Programming a topologically constrained DNA nanostructure into a sensor

Abstract

Many rationally engineered DNA nanostructures use mechanically interlocked topologies to connect individual DNA components, and their physical connectivity is achieved through the formation of a strong linking duplex. The existence of such a structural element also poses a significant topological constraint on functions of component rings. Herein, we hypothesize and confirm that DNA catenanes with a strong linking duplex prevent component rings from acting as the template for rolling circle amplification (RCA). However, by using an RNA-containing DNA [2] catenane with a strong linking duplex, we show that a stimuli-responsive RNA-cleaving DNAzyme can linearize one component ring, and thus enable RCA, producing an ultra-sensitive biosensing system. As an example, a DNA catenane biosensor is engineered to detect the model bacterial pathogen Escherichia coli through binding of a secreted protein, with a detection limit of 10 cells ml(-1), thus establishing a new platform for further applications of mechanically interlocked DNA nanostructures.

Figure 1. Inability of a D2C to undergo RCA.

(a) Schematic illustration of a D2C made of ^CDNA_i and r^CDNA_ii, with a linking duplex of 24 bp. (b) Sequences of rD2C1, DP1 and DP2. Boxed nucleotides represent the 24-bp linking duplex. F: fluorescein-dT; R, adenosine ribonucleotide; Q, dabcyl-dT. (c) Synthesis of rD2C1 by circularizing linear DNA_ii over ^CDNA_i as the template. Lane M, markers made of ^LDNA_ii, ^CDNA_i and r^CDNA_ii. Lane R: circularization mixture. (d) RCA reactions with gel-purified ^CDNA_i, r^CDNA_ii and rD2C1 using DP1 and DP2 as primers. Lane L, DNA ladders ranging from 1 to 10 kbp; RP, RCA product.

Figure 2. Cleavage of an RNA-containing D2C by an RCD.

(a) Restoration of RCA compatibility of an rD2C using an RCD. (b) Cleavage of rD2C1 by EC1, an E. coli-responsive DNAzyme. Concentration of E. coli: 10⁵ cells ml⁻¹. Reaction mixtures were analyzed by 10% denaturing PAGE. EC1M: a mutant EC1 that cannot be activated by E. coli. Both r^CDNA_ii and ^CDNA_i in rD2C1 were radioactively labelled with ³²P to facilitate DNA visualization on the gel. Clv%: per cent cleavage.

Figure 3. 3′–5′ exonucleolytic activity of ϕ29DP on r^CDNA_ii and rD2C1.
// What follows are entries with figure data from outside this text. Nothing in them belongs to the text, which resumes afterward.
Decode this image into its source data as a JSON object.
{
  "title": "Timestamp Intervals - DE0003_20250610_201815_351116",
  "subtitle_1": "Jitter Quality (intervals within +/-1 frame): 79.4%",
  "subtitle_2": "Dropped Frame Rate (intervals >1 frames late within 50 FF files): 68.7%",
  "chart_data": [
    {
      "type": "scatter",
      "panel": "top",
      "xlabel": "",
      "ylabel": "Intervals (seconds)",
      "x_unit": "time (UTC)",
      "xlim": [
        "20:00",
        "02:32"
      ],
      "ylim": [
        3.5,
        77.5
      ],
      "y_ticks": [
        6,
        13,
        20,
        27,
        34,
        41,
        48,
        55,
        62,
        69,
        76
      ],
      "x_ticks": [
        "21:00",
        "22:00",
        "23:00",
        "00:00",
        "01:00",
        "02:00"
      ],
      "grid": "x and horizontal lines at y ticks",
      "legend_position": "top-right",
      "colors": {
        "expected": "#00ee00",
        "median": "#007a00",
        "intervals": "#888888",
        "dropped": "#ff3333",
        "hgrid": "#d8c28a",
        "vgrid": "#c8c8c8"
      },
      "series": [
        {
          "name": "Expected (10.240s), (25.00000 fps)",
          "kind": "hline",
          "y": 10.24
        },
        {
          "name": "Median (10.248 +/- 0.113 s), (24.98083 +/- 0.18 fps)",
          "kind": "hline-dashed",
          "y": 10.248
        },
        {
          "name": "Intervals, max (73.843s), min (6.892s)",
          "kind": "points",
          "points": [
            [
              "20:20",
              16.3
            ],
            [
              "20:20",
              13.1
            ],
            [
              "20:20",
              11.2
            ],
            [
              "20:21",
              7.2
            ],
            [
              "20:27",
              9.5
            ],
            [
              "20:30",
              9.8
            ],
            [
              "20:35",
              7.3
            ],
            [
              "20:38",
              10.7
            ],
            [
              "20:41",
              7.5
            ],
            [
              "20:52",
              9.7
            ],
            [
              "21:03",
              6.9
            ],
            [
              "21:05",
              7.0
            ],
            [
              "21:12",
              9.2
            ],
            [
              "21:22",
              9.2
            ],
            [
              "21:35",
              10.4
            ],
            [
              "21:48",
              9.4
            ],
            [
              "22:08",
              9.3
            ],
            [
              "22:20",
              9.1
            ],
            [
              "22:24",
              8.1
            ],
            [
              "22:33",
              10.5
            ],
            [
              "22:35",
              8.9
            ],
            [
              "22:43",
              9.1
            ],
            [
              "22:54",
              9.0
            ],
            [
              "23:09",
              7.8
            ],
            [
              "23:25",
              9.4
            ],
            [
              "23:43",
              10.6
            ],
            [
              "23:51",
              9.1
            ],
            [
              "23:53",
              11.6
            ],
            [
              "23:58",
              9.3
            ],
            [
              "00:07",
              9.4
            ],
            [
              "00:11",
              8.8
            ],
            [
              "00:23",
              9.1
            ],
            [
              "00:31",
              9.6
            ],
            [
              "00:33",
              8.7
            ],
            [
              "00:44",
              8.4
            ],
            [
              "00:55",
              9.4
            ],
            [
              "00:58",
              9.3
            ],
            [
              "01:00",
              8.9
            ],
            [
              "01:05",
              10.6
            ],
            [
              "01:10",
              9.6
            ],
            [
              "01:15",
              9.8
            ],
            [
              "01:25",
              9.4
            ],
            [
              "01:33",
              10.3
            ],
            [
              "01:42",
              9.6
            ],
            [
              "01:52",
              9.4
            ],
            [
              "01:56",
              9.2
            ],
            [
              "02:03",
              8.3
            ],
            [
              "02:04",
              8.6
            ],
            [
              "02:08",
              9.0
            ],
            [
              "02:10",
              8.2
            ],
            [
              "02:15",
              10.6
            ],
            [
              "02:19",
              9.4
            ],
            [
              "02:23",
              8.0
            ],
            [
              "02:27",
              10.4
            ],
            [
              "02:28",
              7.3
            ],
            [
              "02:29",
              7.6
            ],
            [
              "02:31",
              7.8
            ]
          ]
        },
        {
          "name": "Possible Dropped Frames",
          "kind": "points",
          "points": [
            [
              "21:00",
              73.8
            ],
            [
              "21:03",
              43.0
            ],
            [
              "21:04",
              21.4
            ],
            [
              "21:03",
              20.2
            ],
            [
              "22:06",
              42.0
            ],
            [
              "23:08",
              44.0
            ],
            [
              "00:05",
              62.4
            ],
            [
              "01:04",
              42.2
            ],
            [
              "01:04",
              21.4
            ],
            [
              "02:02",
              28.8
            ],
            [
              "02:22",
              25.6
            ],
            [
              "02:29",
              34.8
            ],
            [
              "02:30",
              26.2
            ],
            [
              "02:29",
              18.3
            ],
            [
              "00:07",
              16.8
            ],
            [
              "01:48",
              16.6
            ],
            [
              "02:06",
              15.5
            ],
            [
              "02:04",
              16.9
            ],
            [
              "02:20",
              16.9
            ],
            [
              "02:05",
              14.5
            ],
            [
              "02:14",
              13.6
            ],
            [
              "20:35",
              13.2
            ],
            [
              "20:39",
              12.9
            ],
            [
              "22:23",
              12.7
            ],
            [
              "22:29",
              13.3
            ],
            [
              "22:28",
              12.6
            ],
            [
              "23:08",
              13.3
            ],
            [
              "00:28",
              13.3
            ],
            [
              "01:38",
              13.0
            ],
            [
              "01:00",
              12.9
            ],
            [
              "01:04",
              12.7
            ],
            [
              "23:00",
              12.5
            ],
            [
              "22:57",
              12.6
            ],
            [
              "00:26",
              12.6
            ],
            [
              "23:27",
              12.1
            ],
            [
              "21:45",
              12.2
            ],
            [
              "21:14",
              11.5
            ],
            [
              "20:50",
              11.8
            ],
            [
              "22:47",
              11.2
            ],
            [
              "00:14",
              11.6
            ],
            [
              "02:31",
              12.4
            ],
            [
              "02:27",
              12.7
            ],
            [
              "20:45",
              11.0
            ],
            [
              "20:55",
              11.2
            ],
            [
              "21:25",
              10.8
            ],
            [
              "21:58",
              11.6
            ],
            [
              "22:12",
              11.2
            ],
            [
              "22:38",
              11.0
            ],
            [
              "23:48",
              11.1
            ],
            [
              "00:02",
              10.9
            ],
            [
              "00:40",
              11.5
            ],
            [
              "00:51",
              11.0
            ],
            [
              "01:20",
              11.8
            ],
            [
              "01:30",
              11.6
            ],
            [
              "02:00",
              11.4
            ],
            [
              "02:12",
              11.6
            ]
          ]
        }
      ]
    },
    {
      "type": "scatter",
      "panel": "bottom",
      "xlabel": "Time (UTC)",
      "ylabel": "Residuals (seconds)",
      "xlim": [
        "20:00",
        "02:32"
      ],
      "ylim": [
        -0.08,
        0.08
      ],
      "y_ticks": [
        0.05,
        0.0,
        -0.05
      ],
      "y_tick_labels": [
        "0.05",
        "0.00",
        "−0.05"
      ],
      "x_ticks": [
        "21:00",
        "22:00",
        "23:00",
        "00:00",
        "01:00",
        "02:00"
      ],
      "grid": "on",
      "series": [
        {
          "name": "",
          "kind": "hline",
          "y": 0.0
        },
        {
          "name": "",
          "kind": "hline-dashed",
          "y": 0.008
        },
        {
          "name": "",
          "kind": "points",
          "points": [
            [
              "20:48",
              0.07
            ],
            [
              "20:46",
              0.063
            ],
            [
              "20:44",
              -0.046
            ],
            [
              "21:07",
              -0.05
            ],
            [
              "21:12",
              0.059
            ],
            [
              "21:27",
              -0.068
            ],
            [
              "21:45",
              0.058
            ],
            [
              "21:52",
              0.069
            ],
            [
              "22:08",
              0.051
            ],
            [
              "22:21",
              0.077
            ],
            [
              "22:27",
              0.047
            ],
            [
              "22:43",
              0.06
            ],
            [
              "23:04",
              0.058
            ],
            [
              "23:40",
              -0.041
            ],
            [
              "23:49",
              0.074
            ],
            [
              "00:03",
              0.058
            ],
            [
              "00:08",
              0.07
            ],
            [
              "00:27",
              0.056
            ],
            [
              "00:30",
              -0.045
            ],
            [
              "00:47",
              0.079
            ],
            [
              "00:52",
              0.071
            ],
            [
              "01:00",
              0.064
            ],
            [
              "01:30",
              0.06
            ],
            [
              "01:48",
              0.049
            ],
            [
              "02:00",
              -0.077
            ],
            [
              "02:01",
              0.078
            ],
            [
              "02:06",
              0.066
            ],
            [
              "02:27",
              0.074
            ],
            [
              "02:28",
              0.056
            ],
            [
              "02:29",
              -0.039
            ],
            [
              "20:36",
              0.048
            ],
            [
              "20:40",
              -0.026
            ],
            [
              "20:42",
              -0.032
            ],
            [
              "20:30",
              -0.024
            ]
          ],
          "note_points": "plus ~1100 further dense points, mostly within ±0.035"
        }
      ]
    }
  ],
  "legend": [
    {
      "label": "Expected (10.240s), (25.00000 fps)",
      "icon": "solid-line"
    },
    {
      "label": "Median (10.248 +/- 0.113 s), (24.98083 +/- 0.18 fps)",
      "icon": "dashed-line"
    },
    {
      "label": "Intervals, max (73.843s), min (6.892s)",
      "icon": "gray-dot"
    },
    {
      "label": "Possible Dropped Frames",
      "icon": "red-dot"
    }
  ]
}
Degradation of EC1-mediated cleavage product of r^CDNA_ii (a,b) and rD2C1 (c) by ϕ29DP and PNK. Concentration of E. coli: 10⁵ cells ml⁻¹. Reaction mixtures were analyzed by 20% denaturing PAGE. LF, large DNA fragment; SF, small DNA fragment. M lanes contain various DNA markers as indicated. r^CDNA_ii, both r^CDNA_ii and ^CDNA_i in rD2C1 were radioactively labelled with ³²P to facilitate DNA visualization on the gel.

Figure 4. E. coli-dependent RCA reaction.
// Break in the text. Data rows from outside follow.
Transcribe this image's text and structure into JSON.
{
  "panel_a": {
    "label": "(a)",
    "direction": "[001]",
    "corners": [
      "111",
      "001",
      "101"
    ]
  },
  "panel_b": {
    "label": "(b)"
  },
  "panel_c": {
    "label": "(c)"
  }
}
(a) RCA reactions of rD2C1 in the presence of E. coli (10⁵ cells ml⁻¹) analyzed using 0.6% agarose gel electrophoresis. Note every reaction also contained PNK and dNTPs. L, DNA ladders ranging from 1 to 10 kbp; RP, RCA product. (b) Determination of detection sensitivity through analysis of RP using 0.6% agarose gel electrophoresis. (c) Determination of detection sensitivity via the colourimetric assay enabled by PW17 peroxidase DNAzyme. (d) Analysis of assay specificity using the colourimetric assay. The gram-negative bacteria used were Serratia fonticola (SF), Achromobacter xylosoxidans (AX), Yersinia ruckeri (YR) and Hafnia alvei (HA). The gram-positive bacteria used were Leuconostoc mesenteroides (LM) and Pediococcus acidilactici (PA).

Figure 5. E. coli-dependent HRCA reaction.
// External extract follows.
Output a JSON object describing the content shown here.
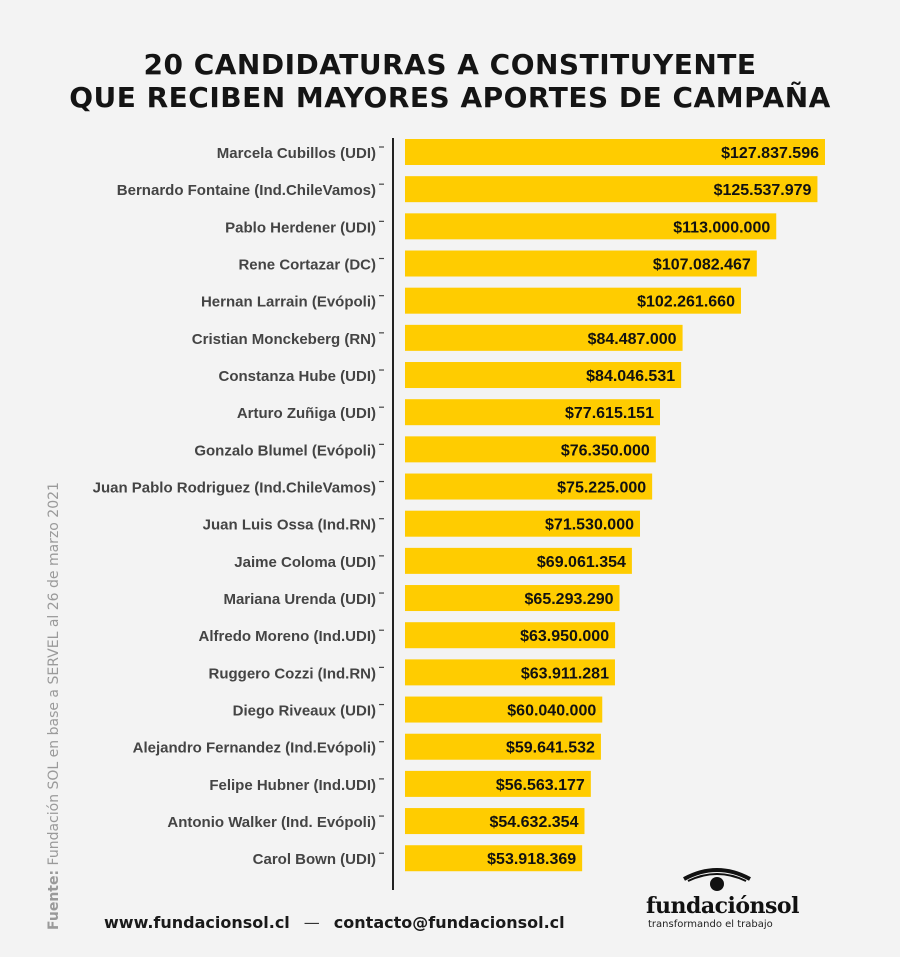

(a) Schematic illustration of HRCA. FP1, forward primer; RP1, reverse primer. (b) Denaturing PAGE analysis of HRCA products. RP, RCA products; SA, secondary amplicons produced from the initial RCA products. (c) Real-time monitoring of HRCA reactions at various E. coli concentrations (cells ml⁻¹).